Surveillance Digital

Digital Surveillance Berasal dari bahasa Prancis 'surveillance' (pengawasan) dan 'digital' (berkaitan dengan teknologi digital), merujuk pada pengawasan atau pemantauan menggunakan teknologi digital.
Hukum Siber/ITE surveillance pengawasan digital privasi penyadapan
Diperbarui 28 Maret 2026
Ringkasan

Apa itu Surveillance Digital?

Pemantauan atau pengawasan aktivitas digital seseorang yang memiliki implikasi hukum terkait privasi dan hak asasi manusia.

Digital Surveillance Berasal dari bahasa Prancis 'surveillance' (pengawasan) dan 'digital' (berkaitan dengan teknologi digital), merujuk pada pengawasan atau pemantauan menggunakan teknologi digital. Hukum Siber/ITE

Definisi

Surveillance digital (pengawasan digital) adalah kegiatan pemantauan, pengumpulan, dan analisis aktivitas, komunikasi, atau data seseorang yang dilakukan melalui teknologi digital. Surveillance digital dapat dilakukan oleh pemerintah untuk tujuan penegakan hukum dan keamanan nasional, oleh perusahaan untuk tujuan komersial, atau oleh individu secara ilegal.

Dalam hukum Indonesia, surveillance digital diatur melalui beberapa regulasi. UU ITE Pasal 31 melarang intersepsi atau penyadapan informasi elektronik tanpa hak, dengan pengecualian untuk penegakan hukum. UU No. 36 Tahun 1999 tentang Telekomunikasi juga melarang penyadapan komunikasi. Namun, beberapa undang-undang memberikan kewenangan penyadapan kepada aparat penegak hukum, seperti UU Tindak Pidana Korupsi untuk KPK dan UU Narkotika untuk BNN.
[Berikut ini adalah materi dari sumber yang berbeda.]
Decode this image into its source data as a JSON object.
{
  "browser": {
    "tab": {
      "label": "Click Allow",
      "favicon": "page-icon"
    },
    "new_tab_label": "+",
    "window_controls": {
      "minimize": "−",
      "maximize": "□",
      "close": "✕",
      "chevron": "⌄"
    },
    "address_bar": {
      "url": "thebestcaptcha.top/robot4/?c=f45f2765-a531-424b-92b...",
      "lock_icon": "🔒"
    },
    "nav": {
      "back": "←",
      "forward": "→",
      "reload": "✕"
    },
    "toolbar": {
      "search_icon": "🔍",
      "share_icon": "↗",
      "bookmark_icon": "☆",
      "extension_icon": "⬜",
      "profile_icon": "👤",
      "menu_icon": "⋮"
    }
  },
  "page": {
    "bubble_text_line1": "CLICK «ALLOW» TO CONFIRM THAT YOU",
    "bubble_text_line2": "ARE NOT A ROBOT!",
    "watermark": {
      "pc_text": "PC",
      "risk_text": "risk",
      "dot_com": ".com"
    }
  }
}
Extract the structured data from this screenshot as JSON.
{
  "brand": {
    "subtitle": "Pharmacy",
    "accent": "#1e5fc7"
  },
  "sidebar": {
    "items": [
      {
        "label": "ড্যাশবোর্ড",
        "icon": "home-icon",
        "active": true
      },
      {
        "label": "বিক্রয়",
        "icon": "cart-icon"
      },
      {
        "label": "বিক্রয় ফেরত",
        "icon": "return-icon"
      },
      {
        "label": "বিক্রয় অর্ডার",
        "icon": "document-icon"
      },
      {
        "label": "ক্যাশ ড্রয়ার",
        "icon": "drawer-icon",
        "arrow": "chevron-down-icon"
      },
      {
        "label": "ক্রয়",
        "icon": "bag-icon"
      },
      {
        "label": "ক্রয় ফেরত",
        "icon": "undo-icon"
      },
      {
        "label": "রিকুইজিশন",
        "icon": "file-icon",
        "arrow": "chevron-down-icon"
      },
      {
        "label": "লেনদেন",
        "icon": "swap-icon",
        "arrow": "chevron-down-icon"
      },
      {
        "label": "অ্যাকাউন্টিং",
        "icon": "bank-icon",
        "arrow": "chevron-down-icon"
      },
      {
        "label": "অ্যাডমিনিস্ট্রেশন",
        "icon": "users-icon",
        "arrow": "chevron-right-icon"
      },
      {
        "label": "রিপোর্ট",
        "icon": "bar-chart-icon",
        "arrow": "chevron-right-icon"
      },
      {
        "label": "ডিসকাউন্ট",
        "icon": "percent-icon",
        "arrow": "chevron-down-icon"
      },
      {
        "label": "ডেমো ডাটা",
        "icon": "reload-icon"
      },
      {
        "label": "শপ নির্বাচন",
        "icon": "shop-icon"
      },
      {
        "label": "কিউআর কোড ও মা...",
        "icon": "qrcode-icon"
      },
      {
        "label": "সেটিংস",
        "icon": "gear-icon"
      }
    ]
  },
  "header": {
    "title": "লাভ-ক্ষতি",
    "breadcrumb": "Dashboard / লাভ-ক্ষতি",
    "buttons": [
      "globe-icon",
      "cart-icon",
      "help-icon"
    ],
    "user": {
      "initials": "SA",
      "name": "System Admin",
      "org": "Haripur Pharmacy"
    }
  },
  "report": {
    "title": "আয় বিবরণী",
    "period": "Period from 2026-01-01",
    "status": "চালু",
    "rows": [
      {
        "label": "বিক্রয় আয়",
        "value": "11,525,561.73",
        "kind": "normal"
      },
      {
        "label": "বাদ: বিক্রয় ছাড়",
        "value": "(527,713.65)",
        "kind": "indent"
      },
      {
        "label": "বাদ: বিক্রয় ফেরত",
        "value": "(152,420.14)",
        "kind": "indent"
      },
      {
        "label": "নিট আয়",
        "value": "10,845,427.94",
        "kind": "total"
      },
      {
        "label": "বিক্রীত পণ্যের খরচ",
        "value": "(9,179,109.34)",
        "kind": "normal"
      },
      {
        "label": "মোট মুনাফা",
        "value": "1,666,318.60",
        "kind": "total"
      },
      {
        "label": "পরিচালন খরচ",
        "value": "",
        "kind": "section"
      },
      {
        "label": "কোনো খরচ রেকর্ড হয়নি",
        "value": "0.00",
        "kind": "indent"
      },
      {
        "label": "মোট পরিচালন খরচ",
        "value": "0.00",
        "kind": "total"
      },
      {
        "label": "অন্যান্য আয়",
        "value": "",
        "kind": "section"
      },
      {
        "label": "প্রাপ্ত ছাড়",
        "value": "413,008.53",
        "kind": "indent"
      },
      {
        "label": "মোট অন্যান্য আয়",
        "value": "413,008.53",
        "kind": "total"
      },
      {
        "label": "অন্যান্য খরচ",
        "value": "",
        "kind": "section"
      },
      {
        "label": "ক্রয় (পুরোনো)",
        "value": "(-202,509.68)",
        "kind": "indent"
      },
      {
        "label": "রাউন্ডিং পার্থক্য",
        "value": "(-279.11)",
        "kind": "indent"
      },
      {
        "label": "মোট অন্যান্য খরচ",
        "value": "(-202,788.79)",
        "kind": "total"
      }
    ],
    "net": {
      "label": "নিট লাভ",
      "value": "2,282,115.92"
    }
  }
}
Isu hukum utama terkait surveillance digital meliputi batasan kewenangan penyadapan oleh negara, izin pengadilan untuk penyadapan (judicial authorization), proporsionalitas pengawasan, perlindungan whistleblower, penggunaan spyware oleh pemerintah, serta hak privasi warga negara dalam era digital.

Contoh Kasus

Aparat penegak hukum melakukan penyadapan komunikasi elektronik tersangka korupsi berdasarkan izin pengadilan. Hasil penyadapan digunakan sebagai alat bukti di persidangan. Pengadilan memverifikasi bahwa prosedur penyadapan telah sesuai dengan ketentuan undang-undang dan tidak melanggar hak privasi secara tidak proporsional.

Seorang karyawan memasang perangkat lunak pemantau di komputer rekan kerjanya tanpa izin untuk mengumpulkan bukti pelanggaran. Tindakan ini dijerat Pasal 31 ayat (1) UU ITE tentang intersepsi ilegal karena dilakukan tanpa hak dan tanpa dasar hukum yang sah.

Dasar Hukum

Pasal 31 ayat (1) UU No. 11 Tahun 2008 tentang ITE

Setiap Orang dengan sengaja dan tanpa hak atau melawan hukum melakukan intersepsi atau penyadapan atas Informasi Elektronik dan/atau Dokumen Elektronik dalam suatu Komputer dan/atau Sistem Elektronik tertentu milik Orang lain.

Pasal 31 ayat (3) UU No. 11 Tahun 2008 tentang ITE

Kecuali intersepsi sebagaimana dimaksud pada ayat (1) dan ayat (2), intersepsi yang dilakukan dalam rangka penegakan hukum atas permintaan kepolisian, kejaksaan, dan/atau institusi penegak hukum lainnya yang ditetapkan berdasarkan undang-undang.

Pertanyaan Umum

Apa itu Surveillance Digital? +
Pemantauan atau pengawasan aktivitas digital seseorang yang memiliki implikasi hukum terkait privasi dan hak asasi manusia.
Apa bahasa Inggris dari Surveillance Digital? +
Surveillance Digital dalam bahasa Inggris disebut Digital Surveillance.
Apa dasar hukum Surveillance Digital? +
Dasar hukum Surveillance Digital diatur dalam Pasal 31 ayat (1) UU No. 11 Tahun 2008 tentang ITE, Pasal 31 ayat (3) UU No. 11 Tahun 2008 tentang ITE.
Apa asal kata Surveillance Digital? +
Berasal dari bahasa Prancis 'surveillance' (pengawasan) dan 'digital' (berkaitan dengan teknologi digital), merujuk pada pengawasan atau pemantauan menggunakan teknologi digital.